На узкой лесенке, где ни один взор не мог его видеть, Йонсен на мгновенье почувствовал приступ слабости, словно он тащил тяжелую ношу. Он не мог впоследствии понять, откуда у него взялись силы, чтобы сделать эти последние шаги, но, взойдя на кафедру и увидев сотни глаз, устремленных на него, он сделал над собой усилие и теперь стоял спокойно. Почти все присутствующие утверждали, что никогда не видели молодого священника, так свободно державшего себя на кафедре.
У кандидата Йонсена было хорошее зрение; он узнал многие лица. То, что фрекен Ракел сидела прямо перед ним на скамье Гарманов и Ворше, он почувствовал прежде, чем увидел ее. Он сознательно отводил глаза от этой скамьи, чтобы не смутиться. Немало женских сердец билось и внизу, у самой кафедры, — семейные скамьи были расположены амфитеатром. Когда хор пропел последний стих псалма, Йонсен позволил себе бросить взгляд вниз, на все эти пары глаз; одни были острые, любопытные, другие скромные, благочестивые, а иные такие глубокие и удивительные, что, казалось, глядишь в глубину колодца.

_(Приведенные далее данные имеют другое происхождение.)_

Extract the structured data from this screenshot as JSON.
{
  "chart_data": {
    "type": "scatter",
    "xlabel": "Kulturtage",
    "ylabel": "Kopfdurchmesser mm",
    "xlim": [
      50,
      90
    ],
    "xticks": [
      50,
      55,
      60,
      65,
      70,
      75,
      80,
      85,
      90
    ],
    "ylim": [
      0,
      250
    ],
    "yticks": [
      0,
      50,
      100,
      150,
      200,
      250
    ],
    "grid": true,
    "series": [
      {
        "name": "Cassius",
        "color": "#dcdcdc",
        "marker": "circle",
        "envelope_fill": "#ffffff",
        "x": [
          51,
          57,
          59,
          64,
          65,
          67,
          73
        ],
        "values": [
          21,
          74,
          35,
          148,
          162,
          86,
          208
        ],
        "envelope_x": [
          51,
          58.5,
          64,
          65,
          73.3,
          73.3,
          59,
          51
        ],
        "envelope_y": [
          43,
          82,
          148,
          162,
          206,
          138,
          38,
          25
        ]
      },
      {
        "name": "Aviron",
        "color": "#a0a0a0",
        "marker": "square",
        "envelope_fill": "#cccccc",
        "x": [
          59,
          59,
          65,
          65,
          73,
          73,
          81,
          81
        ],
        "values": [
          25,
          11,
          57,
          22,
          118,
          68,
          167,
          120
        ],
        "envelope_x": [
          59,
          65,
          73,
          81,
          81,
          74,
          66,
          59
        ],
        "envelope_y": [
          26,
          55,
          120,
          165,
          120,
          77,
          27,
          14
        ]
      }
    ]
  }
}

После вступительной молитвы Йонсен прочитал текст евангелия четким и уверенным голосом. Затем начал кратко разъяснять евангелие. Он собирался только в последней части проповеди коснуться личных вопросов. Но чем ближе подходил он к этой последней части, тем меньшей становилась его уверенность в себе.
Начиная проповедь, молодой богослов устремил глаза в одну точку. Эту точку — голову пробста Спарре — он отыскивал каждый раз, когда отрывал глаза от бумаги. Белые волосы и ослепительный воротник ярко выделялись на темном фоне, и чем дольше говоривший смотрел на эту благообразную голову, тем больше он страшился конца своей речи.
Йонсен подошел к тому месту проповеди, где он собирался начать говорить о правде жизни, о том, что нельзя жить бок о бок с ложью. Но он не знал, как это случилось: сильные, страстные слова, которые он собирался сказать, так мало подходили к светлой, приветливой улыбке и ко всей почтенной фигуре пробста, исполненной серьезности и гармонии, что все смешалось в мыслях молодого богослова, и он не мог продолжать речи; в церкви наступила мертвая тишина, пока Йонсен медленно вытирал пот со лба.
Но когда он поднял снова голову, он намеренно не взглянул на пробста и в отчаянии обратил взор на ту, которая, в сущности, была виновницей всего происходящего.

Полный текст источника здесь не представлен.